On Windows Vista, 7 and 8, things installed into the Program Files directory can't be altered without UAC kicking in and requiring admin rights. That's why apps require admin rights to update. This prevents viruses and other things from altering installed apps unless it's using an unpatched security issue. To allow updates to be done without needing admin rights, Firefox installs an updater service that only it has access to and that can only update its own files. This allows updates without UAC/admin and while still preserving the Windows app security model.
Google Chrome gets installed into the APPDATA directory. In that location, any process running on the system under the current user can alter Chrome's files, since it isn't within Program Files and isn't subject to UAC/admin. This makes a standard Chrome install inherently less secure than Firefox, Opera, etc installed according to Windows' guidelines within Program Files. Google makes available another Chrome installer that installs into Program Files, but it isn't promoted to users (so they're unaware of the security differences) and it can't be updated without UAC/admin rights.
I’ve seen dozens if not hundreds of infected machines. By far the most common infection vector comes from unpatched browsers or their plugins.
It looks like my browser was not updating because of a 1.5 year old bug #711475 which is still marked at “New”. If it hadn't been for my interest in asm.js, I'd still be sitting at version 17 or 18, despite auto-updates and background service both being checked.
Not auto-updating the browser is a much bigger security risk than your hypothetical issue for Chrome.
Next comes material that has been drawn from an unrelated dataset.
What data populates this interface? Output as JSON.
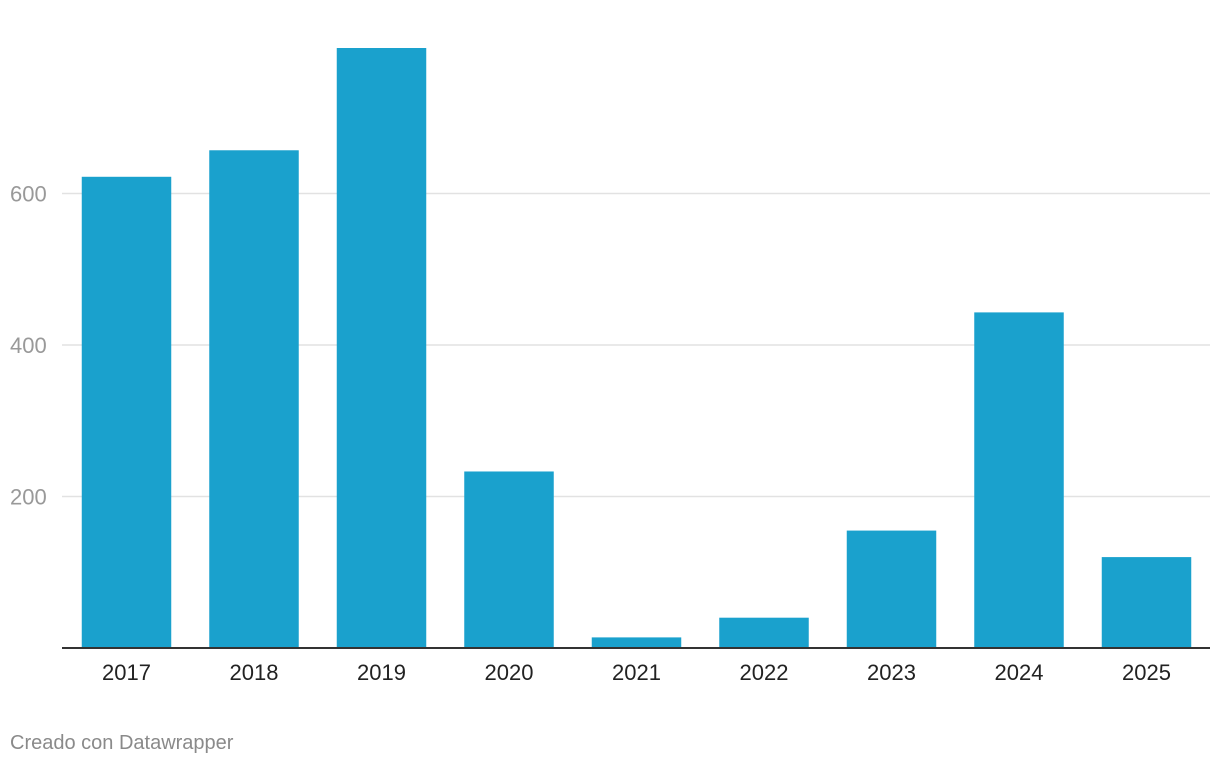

I'm not familiar with auto-update, but reading at Bugzilla, it seems that auto-update has been working for a few months at least. The bug to which you linked seems to be about letting users update Firefox without having to wait for the auto-update, which is something else entirely.
Or did I misunderstand what feature you are referring to?
What difference does that make if malware can just install a separate infested version of the browser side-by-side, set it as the default browser, and adjust all desktop/start menu shortcuts to point to this new browser?
Google Chrome gets installed into the APPDATA directory. In that location, any process running on the system under the current user can alter Chrome's files, since it isn't within Program Files and isn't subject to UAC/admin. This makes a standard Chrome install inherently less secure than Firefox, Opera, etc installed according to Windows' guidelines within Program Files. Google makes available another Chrome installer that installs into Program Files, but it isn't promoted to users (so they're unaware of the security differences) and it can't be updated without UAC/admin rights.